O Globo / O Estado de S. Paulo
Lula continua fascinado por políticas
neoperonistas e se permite festejar ações desastrosas dos governos petistas
A fala de Lula, na inserção que vem sendo
veiculada no rádio e na televisão como propaganda partidária do PT, é uma
preciosidade. São 30 segundos de discurso populista em estado puro.
“Meus amigos e minhas amigas. Alguém aí na
sua casa ganha em dólar? Seu salário sobe quando o dólar sobe? Então por que a
Petrobras está reajustando o preço do combustível em dólar? O Brasil é
autossuficiente em petróleo. E o custo do nosso petróleo é em real. Nos
governos do PT, a gasolina, o gás e o diesel eram em real. Lutar para
abrasileirar os preços dos combustíveis é um compromisso do PT. Se a gente
quiser, a gente pode”.
A fala denota desconhecimento da lógica de formação de preços em uma economia aberta. O preço interno de um barril de petróleo deve sinalizar seu custo de oportunidade: o que custa para a economia tornar um barril a mais disponível. Como petróleo e seus derivados são bens transacionados internacionalmente, o custo de tornar um barril a mais disponível é dado por seu preço externo. Se o barril tiver que ser importado, por razões óbvias. Se for produzido internamente, porque poderia ou ser exportado ou permitir importar um barril a menos, caso não fosse consumido.
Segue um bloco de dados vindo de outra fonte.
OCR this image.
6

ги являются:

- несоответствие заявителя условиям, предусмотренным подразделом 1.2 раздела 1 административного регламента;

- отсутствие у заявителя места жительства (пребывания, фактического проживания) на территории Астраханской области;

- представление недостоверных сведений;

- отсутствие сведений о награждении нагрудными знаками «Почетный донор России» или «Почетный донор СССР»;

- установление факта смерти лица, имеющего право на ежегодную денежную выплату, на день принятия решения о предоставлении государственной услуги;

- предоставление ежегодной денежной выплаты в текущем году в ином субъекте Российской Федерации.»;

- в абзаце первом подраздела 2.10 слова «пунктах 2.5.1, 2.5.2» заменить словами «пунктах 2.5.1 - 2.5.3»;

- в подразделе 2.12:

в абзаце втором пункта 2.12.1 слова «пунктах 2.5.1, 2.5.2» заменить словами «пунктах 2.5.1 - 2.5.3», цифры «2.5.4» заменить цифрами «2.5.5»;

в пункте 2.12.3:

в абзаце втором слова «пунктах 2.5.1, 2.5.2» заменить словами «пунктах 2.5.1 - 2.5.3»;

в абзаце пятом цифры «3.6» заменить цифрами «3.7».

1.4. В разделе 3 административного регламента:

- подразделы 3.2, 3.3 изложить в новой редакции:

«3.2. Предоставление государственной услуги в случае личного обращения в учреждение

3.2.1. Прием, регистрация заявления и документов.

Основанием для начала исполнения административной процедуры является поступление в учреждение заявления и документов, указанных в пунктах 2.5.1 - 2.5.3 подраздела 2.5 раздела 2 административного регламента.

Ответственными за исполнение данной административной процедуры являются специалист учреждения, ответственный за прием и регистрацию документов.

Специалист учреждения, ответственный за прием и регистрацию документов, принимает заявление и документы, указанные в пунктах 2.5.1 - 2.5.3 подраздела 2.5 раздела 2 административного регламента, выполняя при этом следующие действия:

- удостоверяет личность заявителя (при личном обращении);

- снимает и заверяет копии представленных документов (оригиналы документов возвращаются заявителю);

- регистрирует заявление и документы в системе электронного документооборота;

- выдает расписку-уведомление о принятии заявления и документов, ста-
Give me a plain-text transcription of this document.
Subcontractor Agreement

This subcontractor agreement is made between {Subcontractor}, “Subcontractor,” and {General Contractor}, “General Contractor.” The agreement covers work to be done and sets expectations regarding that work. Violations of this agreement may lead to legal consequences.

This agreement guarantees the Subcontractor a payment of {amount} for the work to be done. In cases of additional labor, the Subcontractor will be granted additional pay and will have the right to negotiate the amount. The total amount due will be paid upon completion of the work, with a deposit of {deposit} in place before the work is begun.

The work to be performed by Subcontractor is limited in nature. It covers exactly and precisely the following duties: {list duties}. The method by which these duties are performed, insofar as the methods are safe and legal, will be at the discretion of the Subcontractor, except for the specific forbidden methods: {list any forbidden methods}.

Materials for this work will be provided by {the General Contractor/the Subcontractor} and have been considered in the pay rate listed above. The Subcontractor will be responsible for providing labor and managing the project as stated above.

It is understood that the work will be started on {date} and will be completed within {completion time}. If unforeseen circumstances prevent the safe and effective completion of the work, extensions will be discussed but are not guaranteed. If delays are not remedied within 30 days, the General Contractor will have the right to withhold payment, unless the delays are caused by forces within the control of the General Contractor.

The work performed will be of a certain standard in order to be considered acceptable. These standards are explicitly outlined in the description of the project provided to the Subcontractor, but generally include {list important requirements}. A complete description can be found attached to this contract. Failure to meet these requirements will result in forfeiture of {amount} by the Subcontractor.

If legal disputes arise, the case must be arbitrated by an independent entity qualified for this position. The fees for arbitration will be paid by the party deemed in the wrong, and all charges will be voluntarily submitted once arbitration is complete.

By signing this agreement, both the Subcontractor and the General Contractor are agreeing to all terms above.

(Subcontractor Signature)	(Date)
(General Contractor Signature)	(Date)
A ideia de que preços internos devem estar
vinculados aos externos é aceita já há algum tempo no país, sem maiores problemas,
para ampla gama de commodities transacionadas
internacionalmente, como trigo, soja, milho, celulose e alumínio. Mas, no caso
do petróleo, essa mesma lógica ainda enfrenta resistência. Já houve quem
argumentasse que o petróleo era importante demais para ser tratado como
“simples commodity”. Ao
contrário. Exatamente por se tratar de produto tão importante é que é
fundamental assegurar que seu preço não seja distorcido.
Com a exploração do pré-sal, o Brasil vem
se tornando um exportador proeminente de petróleo. Ao propor “abrasileirar”
preços de petróleo e seus derivados, Lula teria muito a aprender com os
descaminhos do nosso grande vizinho platino. Ao longo de mais de 75 anos, a
“argentinização” de preços das principais commodities exportadas pela Argentina foi uma
obsessão de sucessivos governos peronistas: desatrelar preços internos de carne
e trigo de seus preços externos, para “proteger” o eleitorado do encarecimento
desses produtos nos mercados internacionais.
Sendo tão bem sabido como tais medidas
entravaram o desenvolvimento da Argentina por décadas, é inacreditável que Lula
continue aferrado a bandeiras populistas tão arcaicas e comprovadamente
desastrosas.
De fato, “nos governos do PT, a gasolina, o
gás e o diesel eram em real”. Por cerca de três anos, entre 2005 e 2008, Lula
manteve preços internos de gasolina e diesel inalterados, não obstante ter a
cotação internacional do barril de petróleo passado da faixa de US$ 65 à de US$
120. E, quando, afinal, os preços foram alterados, o reajuste foi anunciado com
um típico arreglo neoperonista.
Foram reajustados os preços recebidos pela
Petrobras e, para “poupar os consumidores”, o governo abriu mão de parcela
substancial da receita que vinha obtendo com a cobrança da Cide (Contribuição
de Intervenção no Domínio Econômico) sobre combustíveis. E os consumidores,
alegremente subsidiados, continuaram a tomar decisões sobre consumo de
derivados exatamente como tomavam quando o barril custava US$ 65.
No governo Dilma, o represamento populista
de preços de derivados de petróleo, com colossal “queima de caixa” da ordem de
US$ 40 bilhões na Petrobras, viria a assumir proporções alarmantes. É espantoso
que políticas tão ruinosas estejam, agora, sendo festejadas e exaltadas pelos
bumbos lulistas.
O pior é a convergência populista. Nessa
questão, como em outras, Bolsonaro e Lula parecem estar em perfeito acordo.
Afora diferenças de palavreado, a retórica revoltada de ambos contra o
alinhamento de preços de combustíveis a cotações internacionais tem sido
rigorosamente a mesma. E tudo indica que, para tentar sustar tal alinhamento,
Bolsonaro continuará brandindo ameaças de cortar cabeças na Petrobras.